Full Disclosure: Coming Halfway

About sixty-five representatives of evangelical organizations approved guidelines for establishing a sort of evangelical Better Business Bureau at a meeting last month in Chicago. The ad hoc group continued its discussion of voluntary financial disclosure that originally began during a meeting last December (see Jan. 13 issue, p. 44). Both meetings were called by George Wilson, executive vice-president of the Billy Graham Evangelistic Association, and Stanley Mooneyham, president of World Vision.

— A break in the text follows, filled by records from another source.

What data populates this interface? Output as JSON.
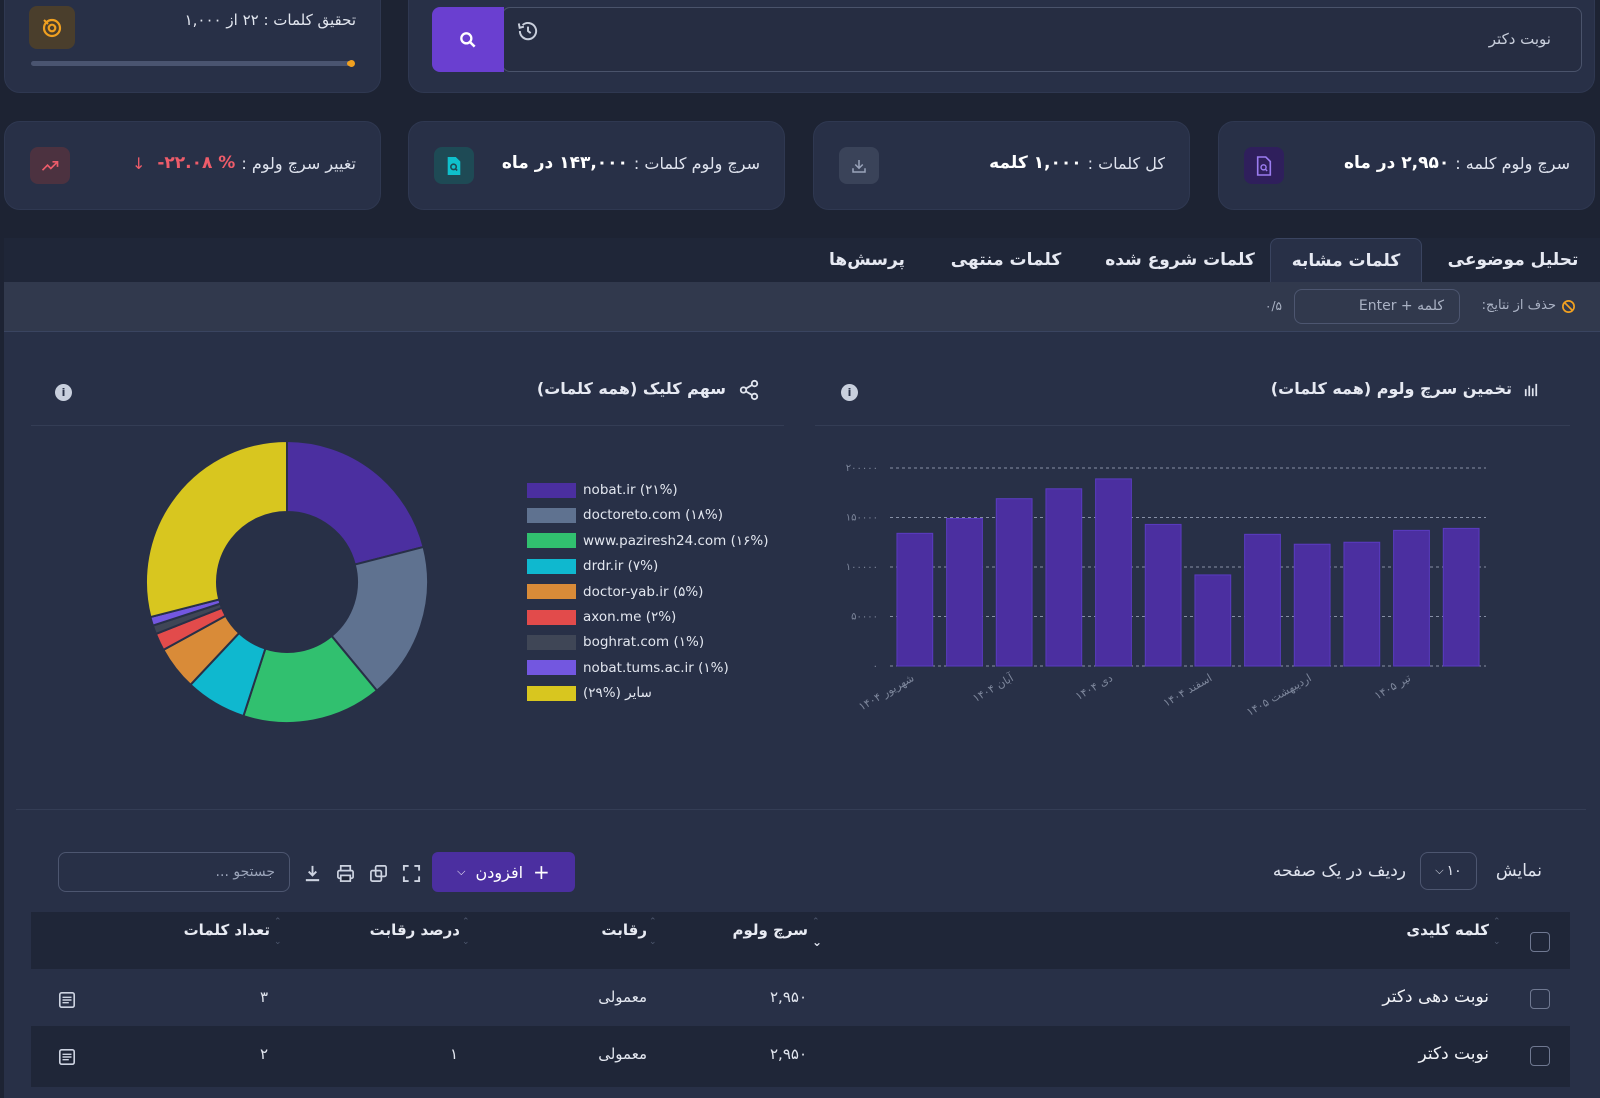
{
  "progress_card": {
    "label": "تحقیق کلمات : ۲۲ از ۱,۰۰۰",
    "progress": 0.02
  },
  "search": {
    "value": "نوبت دکتر"
  },
  "stats": [
    {
      "label": "سرچ ولوم کلمه :",
      "value": "۲,۹۵۰ در ماه"
    },
    {
      "label": "کل کلمات :",
      "value": "۱,۰۰۰ کلمه"
    },
    {
      "label": "سرچ ولوم کلمات :",
      "value": "۱۴۳,۰۰۰ در ماه"
    },
    {
      "label": "تغییر سرچ ولوم :",
      "value": "-۲۲.۰۸ %"
    }
  ],
  "tabs": [
    "تحلیل موضوعی",
    "کلمات مشابه",
    "کلمات شروع شده",
    "کلمات منتهی",
    "پرسش‌ها"
  ],
  "active_tab": 1,
  "filter": {
    "label": "حذف از نتایج:",
    "placeholder": "کلمه + Enter",
    "count": "۰/۵"
  },
  "charts": {
    "bar_title": "تخمین سرچ ولوم (همه کلمات)",
    "pie_title": "سهم کلیک (همه کلمات)"
  },
  "chart_data": [
    {
      "type": "bar",
      "title": "تخمین سرچ ولوم (همه کلمات)",
      "categories": [
        "شهریور ۱۴۰۴",
        "",
        "آبان ۱۴۰۴",
        "",
        "دی ۱۴۰۴",
        "",
        "اسفند ۱۴۰۴",
        "",
        "اردیبهشت ۱۴۰۵",
        "",
        "تیر ۱۴۰۵",
        ""
      ],
      "values": [
        134000,
        149000,
        169000,
        179000,
        189000,
        143000,
        92000,
        133000,
        123000,
        125000,
        137000,
        139000
      ],
      "yticks": [
        "۰",
        "۵۰۰۰۰",
        "۱۰۰۰۰۰",
        "۱۵۰۰۰۰",
        "۲۰۰۰۰۰"
      ],
      "ylim": [
        0,
        200000
      ],
      "grid": true,
      "color": "#4b2fa0"
    },
    {
      "type": "pie",
      "title": "سهم کلیک (همه کلمات)",
      "legend_position": "right",
      "slices": [
        {
          "label": "nobat.ir (۲۱%)",
          "value": 21,
          "color": "#4b2fa0"
        },
        {
          "label": "doctoreto.com (۱۸%)",
          "value": 18,
          "color": "#5f7290"
        },
        {
          "label": "www.paziresh24.com (۱۶%)",
          "value": 16,
          "color": "#31c06f"
        },
        {
          "label": "drdr.ir (۷%)",
          "value": 7,
          "color": "#0fb8cf"
        },
        {
          "label": "doctor-yab.ir (۵%)",
          "value": 5,
          "color": "#d98b38"
        },
        {
          "label": "axon.me (۲%)",
          "value": 2,
          "color": "#e24b4b"
        },
        {
          "label": "boghrat.com (۱%)",
          "value": 1,
          "color": "#3f4656"
        },
        {
          "label": "nobat.tums.ac.ir (۱%)",
          "value": 1,
          "color": "#7357e0"
        },
        {
          "label": "سایر (%۲۹)",
          "value": 29,
          "color": "#d8c61f"
        }
      ]
    }
  ],
  "table_controls": {
    "show": "نمایش",
    "page_size": "۱۰",
    "per_page": "ردیف در یک صفحه",
    "add": "افزودن",
    "search_placeholder": "جستجو ..."
  },
  "table": {
    "headers": [
      "کلمه کلیدی",
      "سرچ ولوم",
      "رقابت",
      "درصد رقابت",
      "تعداد کلمات"
    ],
    "rows": [
      {
        "keyword": "نوبت دهی دکتر",
        "volume": "۲,۹۵۰",
        "competition": "معمولی",
        "percent": "",
        "words": "۳"
      },
      {
        "keyword": "نوبت دکتر",
        "volume": "۲,۹۵۰",
        "competition": "معمولی",
        "percent": "۱",
        "words": "۲"
      }
    ]
  },
  "colors": {
    "accent": "#6a3fd0",
    "bg": "#1d2333",
    "card": "#283047",
    "danger": "#ee5c6a"
  }
}
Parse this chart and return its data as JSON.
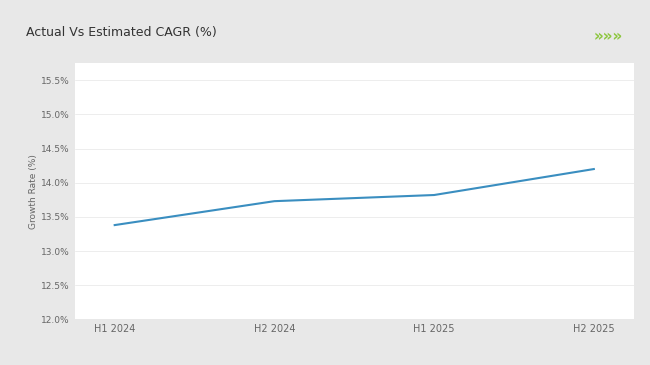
{
  "title": "Actual Vs Estimated CAGR (%)",
  "title_fontsize": 9,
  "x_labels": [
    "H1 2024",
    "H2 2024",
    "H1 2025",
    "H2 2025"
  ],
  "x_values": [
    0,
    1,
    2,
    3
  ],
  "y_values": [
    13.38,
    13.73,
    13.82,
    14.2
  ],
  "line_color": "#3a8ec0",
  "line_width": 1.5,
  "ylabel": "Growth Rate (%)",
  "ylabel_fontsize": 6.5,
  "ylim": [
    12.0,
    15.75
  ],
  "yticks": [
    12.0,
    12.5,
    13.0,
    13.5,
    14.0,
    14.5,
    15.0,
    15.5
  ],
  "ytick_labels": [
    "12.0%",
    "12.5%",
    "13.0%",
    "13.5%",
    "14.0%",
    "14.5%",
    "15.0%",
    "15.5%"
  ],
  "bg_color": "#e8e8e8",
  "plot_bg_color": "#ffffff",
  "header_bg_color": "#ffffff",
  "green_bar_color": "#8dc63f",
  "green_arrow_color": "#8dc63f",
  "tick_fontsize": 6.5,
  "x_tick_fontsize": 7,
  "arrow_text": "»»»",
  "arrow_fontsize": 11
}
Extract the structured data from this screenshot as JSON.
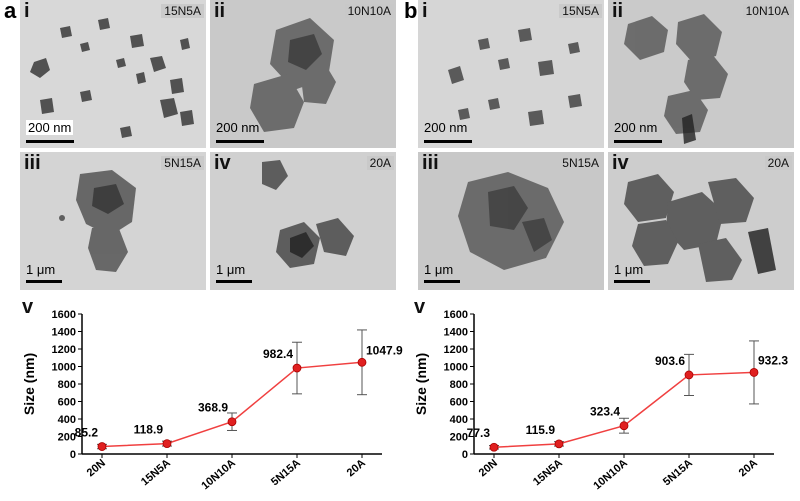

At the earlier meeting, the organizational leaders expressed adamant opposition to government legislation of church financial matters. Instead, they advocated voluntary disclosure by evangelical groups. Particularly, the conferees had opposed the Charity Disclosure Bill (HR 41), which would have required charitable organizations that seek contributions to list the percentage going to the proclaimed work of the organization. (HR 41 died in congressional committee this fall.)

A six-member committee was assigned at the first meeting to establish uniform standards for financial disclosure by evangelical groups, and it gave its report last month. The committee members suggested several guidelines that evangelical groups should follow to become part of the projected “policing” organization.

Those guidelines included the recommendation that each member group is to: 1) make available to its donors an annual audit; 2) secure an outside accounting firm to do the audit; 3) form a finance and audit committee of nonemployees; 4) create an active governing board of directors, mostly of nonemployees; 5) provide a statement of purpose and of faith (“of an evangelical Christian perspective”).

The committee members, who were chosen by Wilson and Mooneyham, will determine how these elements can be implemented within the as-yet-to-be named central organization. A full report will be given at a meeting of the entire group next March in Chicago.

Some observers wonder if the guidelines are complete enough. Former National Association of Evangelicals director of field services Edward Hales, for example, pointed out that no mention was made of publishing detailed figures showing the breakdown of ministry versus overhead expenditures. But the essential elements suggested by the committee—voluntary disclosure and outside auditing—got “unanimous approval” from the conferees, according to Wilson.